Well, the next day, they decided to keep in touch. Via text nessages, courtesy of our local telcom providers. Oh, and MSN Messenger, courtesy of Microsoft.
“Good morning : ) Hope you had a good rest.”
“I had a really good time last night.”
“How have you been?”
“Would you like to meet up for a movie tomorrow?”
“I’m not looking for anything serious right now.”
????? All these over typed words? It’s about as enchanting and romantic as having the computer read it it out in a monotone. On more or less the same as Darth Vader typing into his blackberry “Luke, I am your father” and being replied with a “NOOOOOOOO!!!!!!!!!” or someone proposing by texting you with “Hey sweetie, the Sngkg showrm lks grt. Let’s gt an apartmt there. I’ll book the ROM tmrw.” 88 characters.
Curious about this style of dating which I’ve not tried before, I pressured A to ask B why he didn’t simply call her to chat and save her fingers the exercise. His reply was that he didn’t like to talk on the phone unless it was necessary.

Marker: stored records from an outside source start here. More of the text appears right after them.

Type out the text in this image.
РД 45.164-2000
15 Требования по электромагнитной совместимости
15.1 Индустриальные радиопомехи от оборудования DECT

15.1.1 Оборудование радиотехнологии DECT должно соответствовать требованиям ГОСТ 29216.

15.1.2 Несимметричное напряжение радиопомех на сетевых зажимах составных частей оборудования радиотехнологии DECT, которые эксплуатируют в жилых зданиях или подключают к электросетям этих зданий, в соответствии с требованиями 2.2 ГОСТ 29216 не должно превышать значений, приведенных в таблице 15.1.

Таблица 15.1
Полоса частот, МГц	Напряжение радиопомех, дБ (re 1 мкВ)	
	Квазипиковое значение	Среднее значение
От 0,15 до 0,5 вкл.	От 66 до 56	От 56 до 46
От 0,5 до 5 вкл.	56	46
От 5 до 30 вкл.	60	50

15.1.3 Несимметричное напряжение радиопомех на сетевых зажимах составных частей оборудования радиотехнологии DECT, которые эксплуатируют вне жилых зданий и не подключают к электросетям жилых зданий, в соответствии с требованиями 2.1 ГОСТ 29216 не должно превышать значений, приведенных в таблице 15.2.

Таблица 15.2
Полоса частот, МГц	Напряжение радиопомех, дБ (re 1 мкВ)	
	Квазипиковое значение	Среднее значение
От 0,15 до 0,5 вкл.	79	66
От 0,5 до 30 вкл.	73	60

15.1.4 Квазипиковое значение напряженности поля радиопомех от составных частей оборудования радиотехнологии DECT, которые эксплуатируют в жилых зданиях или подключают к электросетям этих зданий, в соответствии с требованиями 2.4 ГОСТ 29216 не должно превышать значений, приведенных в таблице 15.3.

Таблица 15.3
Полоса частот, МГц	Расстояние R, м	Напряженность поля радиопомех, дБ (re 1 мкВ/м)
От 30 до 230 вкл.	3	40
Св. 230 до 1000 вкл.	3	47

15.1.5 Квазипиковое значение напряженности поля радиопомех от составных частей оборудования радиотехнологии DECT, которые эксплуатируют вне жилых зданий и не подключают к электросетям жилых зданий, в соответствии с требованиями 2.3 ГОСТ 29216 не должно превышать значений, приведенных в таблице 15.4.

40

With so many modern technologies to keep in touch, it seems like men and women both have forgotten to use the simplest tool that they have: their voices. This is going to sound like a ripoff from Carrie Bradshaw, but I have to say it.
Have we, the children of the communication era, forgotten how to communicate?

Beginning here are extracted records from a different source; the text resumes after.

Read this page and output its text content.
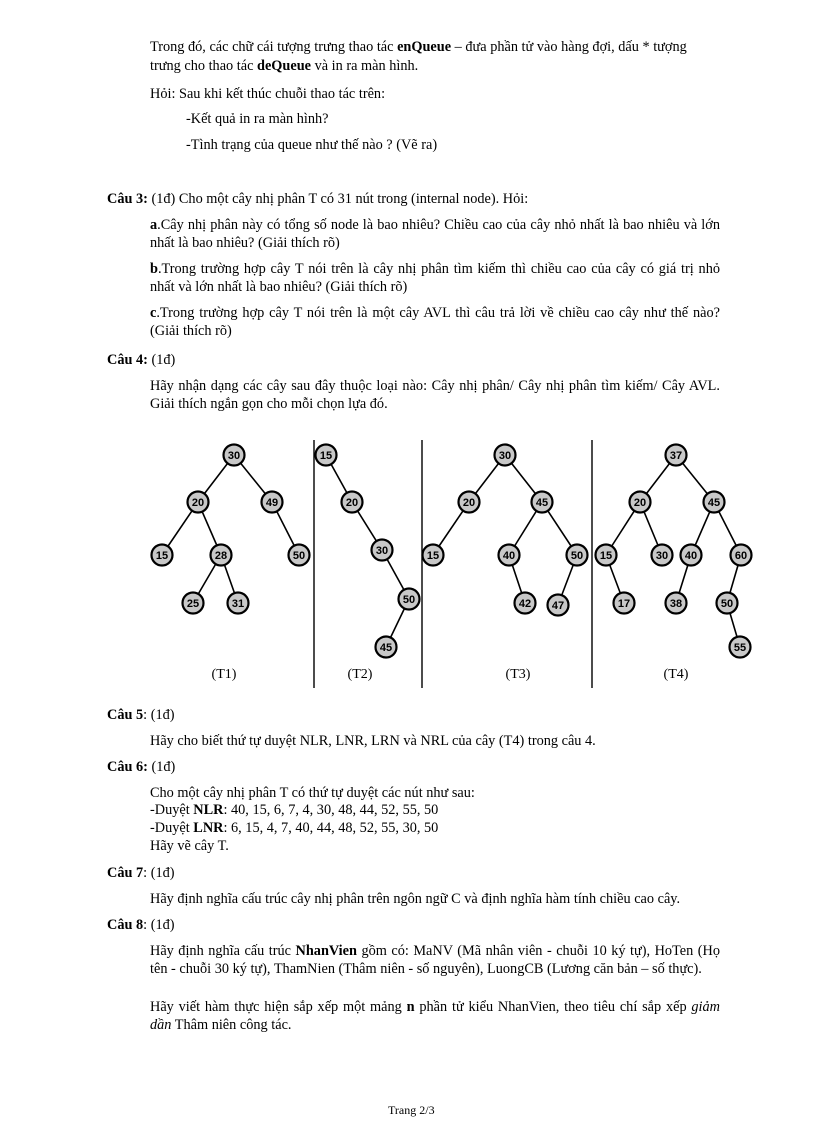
Trong đó, các chữ cái tượng trưng thao tác enQueue – đưa phần tử vào hàng đợi, dấu * tượng
trưng cho thao tác deQueue và in ra màn hình.
Hỏi: Sau khi kết thúc chuỗi thao tác trên:
-Kết quả in ra màn hình?
-Tình trạng của queue như thế nào ? (Vẽ ra)
Câu 3: (1đ) Cho một cây nhị phân T có 31 nút trong (internal node). Hỏi:
a.Cây nhị phân này có tổng số node là bao nhiêu? Chiều cao của cây nhỏ nhất là bao nhiêu và lớn nhất là bao nhiêu? (Giải thích rõ)
b.Trong trường hợp cây T nói trên là cây nhị phân tìm kiếm thì chiều cao của cây có giá trị nhỏ nhất và lớn nhất là bao nhiêu? (Giải thích rõ)
c.Trong trường hợp cây T nói trên là một cây AVL thì câu trả lời về chiều cao cây như thế nào? (Giải thích rõ)
Câu 4: (1đ)
Hãy nhận dạng các cây sau đây thuộc loại nào: Cây nhị phân/ Cây nhị phân tìm kiếm/ Cây AVL. Giải thích ngắn gọn cho mỗi chọn lựa đó.
30
20	49
15	28	50
25	31
15
20
30
50
45
30
20	45
15	40	50
42 47
37
20	45
15	30 40	60
17	38	50
55
(T1)	(T2)	(T3)	(T4)
Câu 5: (1đ)
Hãy cho biết thứ tự duyệt NLR, LNR, LRN và NRL của cây (T4) trong câu 4.
Câu 6: (1đ)
Cho một cây nhị phân T có thứ tự duyệt các nút như sau:
-Duyệt NLR: 40, 15, 6, 7, 4, 30, 48, 44, 52, 55, 50
-Duyệt LNR: 6, 15, 4, 7, 40, 44, 48, 52, 55, 30, 50
Hãy vẽ cây T.
Câu 7: (1đ)
Hãy định nghĩa cấu trúc cây nhị phân trên ngôn ngữ C và định nghĩa hàm tính chiều cao cây.
Câu 8: (1đ)
Hãy định nghĩa cấu trúc NhanVien gồm có: MaNV (Mã nhân viên - chuỗi 10 ký tự), HoTen (Họ tên - chuỗi 30 ký tự), ThamNien (Thâm niên - số nguyên), LuongCB (Lương căn bản – số thực).
Hãy viết hàm thực hiện sắp xếp một mảng n phần tử kiểu NhanVien, theo tiêu chí sắp xếp giảm dần Thâm niên công tác.
Trang 2/3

In fact, I would say that it was with the advent of the mobile phone and the Internet that has led to this communication crisis. Why crisis? Because the old school romantic in me firmly believes that if you respect a person and want to get their opinion on a date, like what time to meet or where to dine, you should at least pick up the phone to ask. Vocally. What’s so difficult about picking up the phone to say hi?
Shockingly, after some self-examination, I realised that I did it myself. Despite the fact that it is less tedious to just dial eight numbers and talk, we prefer to carry on a conversation over the written word. Sort of going back to the era of silent movies. Simply because it is less personal.
We use the written word to make a date when we don’t know exactly where we stand with respect to the other person, or we don’t want them to think it might develop beyond friendships. Or sometimes, text messages make for an easy way to communicate with a fling. It’s much easier to turn down a date when you don’t have to reject the person directly, even if its over the phone.
Most importantly, it gives you time to think up of lame excuses to get out of dates you don’t want to go to. “Sry, busy wif work this wk. Mayb nxt wk?” 40 characters, and it’s guilt begone! Just make sure you don’t go to the same club this weekend to party.
But regardless of convenience, or cents saved, or if you’re not sure what you are to someone, is it healthy to keep this sort of silent communication going? The answer is of course NO.
Part of what makes asking someone out on a date interesting and exciting is the asking out itself. Part of what makes dating fun is the endless phone calls and chats into the night, and most importantly, listening to a person’s voice regularly brings an intimacy like your mother singing lullabies to you when you were a baby. Why do you think the first thing you do when you quarrel with someone is to cease verbal communication with them?
So, if you’re 20, or whatever age, and are, as you read this, considering messaging someone to ask that perspn out, don’t. Give that person a ring. It’s probably more effective to call and hang up, than sending someone “Wanna go 4 dinner?” At least hanging up lets the person know you’re probably nervous. “Wanna go 4 dinner” sounds like you’re planning on going to Macdonalds for a Happy Meal.